On-going work!

The core idea of this implementation is heavily influenced by paper A Quantum Natural Language Processing Approach to Musical Intelligence. The implementation roughly follows the pipeline described in Lambeq documentation.

1. SQL parser (based on SQLite syntax since it was easiest to make work in ANTRL4)
2. Mapping the abstract syntax trees into context-free grammar diagrams which are represented as string diagrams (contribution of this work)
3. Mapping the CFG diagrams functorially to pregroup grammars diagrams (DisCoPy) (mapping is contribution of this work and defined in pregroup_functor_data.json file)
4. Functorially rewriting pregroup diagrams to remove the cups and thus reduce the required number of qubits and post-processing in the final circuit (Snake removal example in DisCoPy)
5. Translating cupless pregroup diagrams into quantum circuits using lambeq and IQPansatz
6. Optimize the circuits to make predictions about SQL queries with SPSA algorithm

The obtained ansätze are furthermore optimized with Lambeq's native QuantumTrainer and SPSA algorithm (similarly as in A Quantum Natural Language Processing Approach to Musical Intelligence and for example, see Quanthoven. Instead of binary classification, we have multiple classes and we also transform them into Pennylane which enables wide variety of other optimization approaches.

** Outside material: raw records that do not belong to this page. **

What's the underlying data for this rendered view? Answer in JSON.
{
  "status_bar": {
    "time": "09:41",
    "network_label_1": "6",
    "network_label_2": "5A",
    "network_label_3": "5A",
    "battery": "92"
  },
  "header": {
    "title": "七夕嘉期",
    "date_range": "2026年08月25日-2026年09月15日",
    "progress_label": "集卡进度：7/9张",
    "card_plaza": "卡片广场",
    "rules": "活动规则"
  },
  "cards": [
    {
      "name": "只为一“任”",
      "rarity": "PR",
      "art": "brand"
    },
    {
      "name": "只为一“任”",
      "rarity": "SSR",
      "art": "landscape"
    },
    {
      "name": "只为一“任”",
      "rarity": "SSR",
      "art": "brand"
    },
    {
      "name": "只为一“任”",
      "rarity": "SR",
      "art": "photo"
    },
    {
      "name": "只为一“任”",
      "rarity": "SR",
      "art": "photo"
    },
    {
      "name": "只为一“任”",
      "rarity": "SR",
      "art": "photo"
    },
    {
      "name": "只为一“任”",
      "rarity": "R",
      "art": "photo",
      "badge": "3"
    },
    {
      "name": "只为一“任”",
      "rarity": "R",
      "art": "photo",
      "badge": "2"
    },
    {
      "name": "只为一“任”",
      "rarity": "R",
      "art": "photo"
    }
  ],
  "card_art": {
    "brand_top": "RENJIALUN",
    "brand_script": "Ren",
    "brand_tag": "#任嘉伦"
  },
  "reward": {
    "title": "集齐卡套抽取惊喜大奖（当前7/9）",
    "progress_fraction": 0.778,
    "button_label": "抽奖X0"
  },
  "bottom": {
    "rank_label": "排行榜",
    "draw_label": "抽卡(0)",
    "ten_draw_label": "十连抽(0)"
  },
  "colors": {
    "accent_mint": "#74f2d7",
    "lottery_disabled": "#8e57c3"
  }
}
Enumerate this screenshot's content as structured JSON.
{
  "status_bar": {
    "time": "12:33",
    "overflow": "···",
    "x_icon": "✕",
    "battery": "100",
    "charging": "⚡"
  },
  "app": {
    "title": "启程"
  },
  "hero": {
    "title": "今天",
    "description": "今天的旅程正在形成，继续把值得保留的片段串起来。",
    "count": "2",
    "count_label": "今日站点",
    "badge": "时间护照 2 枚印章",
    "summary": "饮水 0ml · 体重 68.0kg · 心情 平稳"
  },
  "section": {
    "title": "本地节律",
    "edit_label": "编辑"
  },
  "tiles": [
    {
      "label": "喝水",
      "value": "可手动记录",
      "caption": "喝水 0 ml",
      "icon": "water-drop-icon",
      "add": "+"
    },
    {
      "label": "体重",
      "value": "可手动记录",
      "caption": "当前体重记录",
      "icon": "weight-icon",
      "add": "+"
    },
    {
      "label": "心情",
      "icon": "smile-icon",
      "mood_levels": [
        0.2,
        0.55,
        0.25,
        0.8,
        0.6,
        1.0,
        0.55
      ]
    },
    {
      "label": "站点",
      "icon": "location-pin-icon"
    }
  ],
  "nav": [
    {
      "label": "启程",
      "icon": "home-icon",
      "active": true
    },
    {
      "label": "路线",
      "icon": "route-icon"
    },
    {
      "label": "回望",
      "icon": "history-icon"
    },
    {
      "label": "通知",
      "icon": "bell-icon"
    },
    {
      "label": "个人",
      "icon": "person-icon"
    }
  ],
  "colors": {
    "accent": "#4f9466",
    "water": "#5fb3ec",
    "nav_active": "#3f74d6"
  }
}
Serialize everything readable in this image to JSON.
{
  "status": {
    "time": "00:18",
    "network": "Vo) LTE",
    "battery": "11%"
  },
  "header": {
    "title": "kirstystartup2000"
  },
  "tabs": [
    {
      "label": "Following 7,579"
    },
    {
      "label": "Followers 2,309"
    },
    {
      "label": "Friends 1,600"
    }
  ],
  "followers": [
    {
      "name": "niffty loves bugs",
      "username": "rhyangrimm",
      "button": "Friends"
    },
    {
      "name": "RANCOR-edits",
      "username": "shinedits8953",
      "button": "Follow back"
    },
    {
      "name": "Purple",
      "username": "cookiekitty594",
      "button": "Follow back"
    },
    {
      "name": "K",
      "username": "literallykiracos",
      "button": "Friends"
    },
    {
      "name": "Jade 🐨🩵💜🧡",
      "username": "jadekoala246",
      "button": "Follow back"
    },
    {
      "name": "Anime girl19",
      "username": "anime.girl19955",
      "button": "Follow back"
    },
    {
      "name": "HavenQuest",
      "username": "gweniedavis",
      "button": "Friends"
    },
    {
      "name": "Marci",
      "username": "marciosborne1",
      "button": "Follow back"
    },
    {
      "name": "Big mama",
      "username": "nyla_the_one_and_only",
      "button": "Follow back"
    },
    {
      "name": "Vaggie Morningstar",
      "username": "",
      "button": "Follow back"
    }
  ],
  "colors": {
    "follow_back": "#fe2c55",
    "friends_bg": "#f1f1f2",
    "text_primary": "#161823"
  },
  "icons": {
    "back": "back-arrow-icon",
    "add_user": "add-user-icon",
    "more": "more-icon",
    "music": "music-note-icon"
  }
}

0. You can create your own queries and later in the code correct the paths to point to the queries. Note that SQL queries need to be conjunctive SELECT-FROM-WHERE type of queries without subqueries. For example, the queries in Join Order Benchmark follow the requirements.
1. Create and initialize PostgreSQL database with IMDB dataset. This will be used to collect the training data.
   1. Follow PostgreSQL installation guidelines at PostgreSQL
   2. Execute the correct CREATE DATABASE command from IMDBtoPostgresCommand.txt file:

   CREATE DATABASE imdb2017
   WITH OWNER postgres
   TEMPLATE = template0
   ENCODING UTF8
   LC_COLLATE = 'und-x-icu'
   LC_CTYPE = 'und-x-icu';
   

   If the database does not have correct template and encoding, the IMDB will not be initialized correctly. 3. Execute data_generator.ipynb Jupyter notebook. This notebook will initialize IMDB database with the old data from year 2017. Link to the dataset can be found from Cinemagoer documentation and you need to input the correct database credentials in the notebook. Since the data will not be modified in the database, you need to perform this step only once. 4. The notebook will create training, validation and test data depending on the paths you have defined in the notebook. You can decide which queries you want to use and modify the paths.
2. Install required packages: DisCoPy, Lambeq, ANTRL4, Pennylane, etc. To speed up training we use JAX as described in Quanthoven.
3. Construct circuits from the queries by running sql_to_circuit_ansatze.ipynb. The notebook creates a bunch of diagrams in parallel. It serializes the diagrams as JSON files and stores them also as PNG images. Circuits are also stored as pickled python files since they will be accessed in the second phase.
4. Execute any of the notebooks with name starting circuit_learning_with_. In the end of the notebooks you will obtain the results.

Notebook execution order:

1. In the case you want your own query set: query_generator.ipynb
2. Generate data: data_generator.ipynb
3. Construct circuits from the queries: sql_to_circuit_ansatze.ipynb
4. Any of the following to optimize the parameters in the circuits:
   1. circuit_learning_with_Lambeq_SPSA_manual_with_jax.ipynb
   2. circuit_learning_with_Lambeq_SPSA_QuantumTrainer_with_jax.ipynb
   3. circuit_learning_with_Pennylane_gradient.ipynb
   4. circuit_learning_with_Pennylane_SPSA.ipynb

TODO

We believe that pregroup grammars and string diagrammas would theoretically allow transformations or comparisions between different query languages. Cypher does not have prewritten grammar among the ANTRL4 grammars but it is offered on their website. The future research would include studying transformations between the various grammars taking into account the context that the databases provide.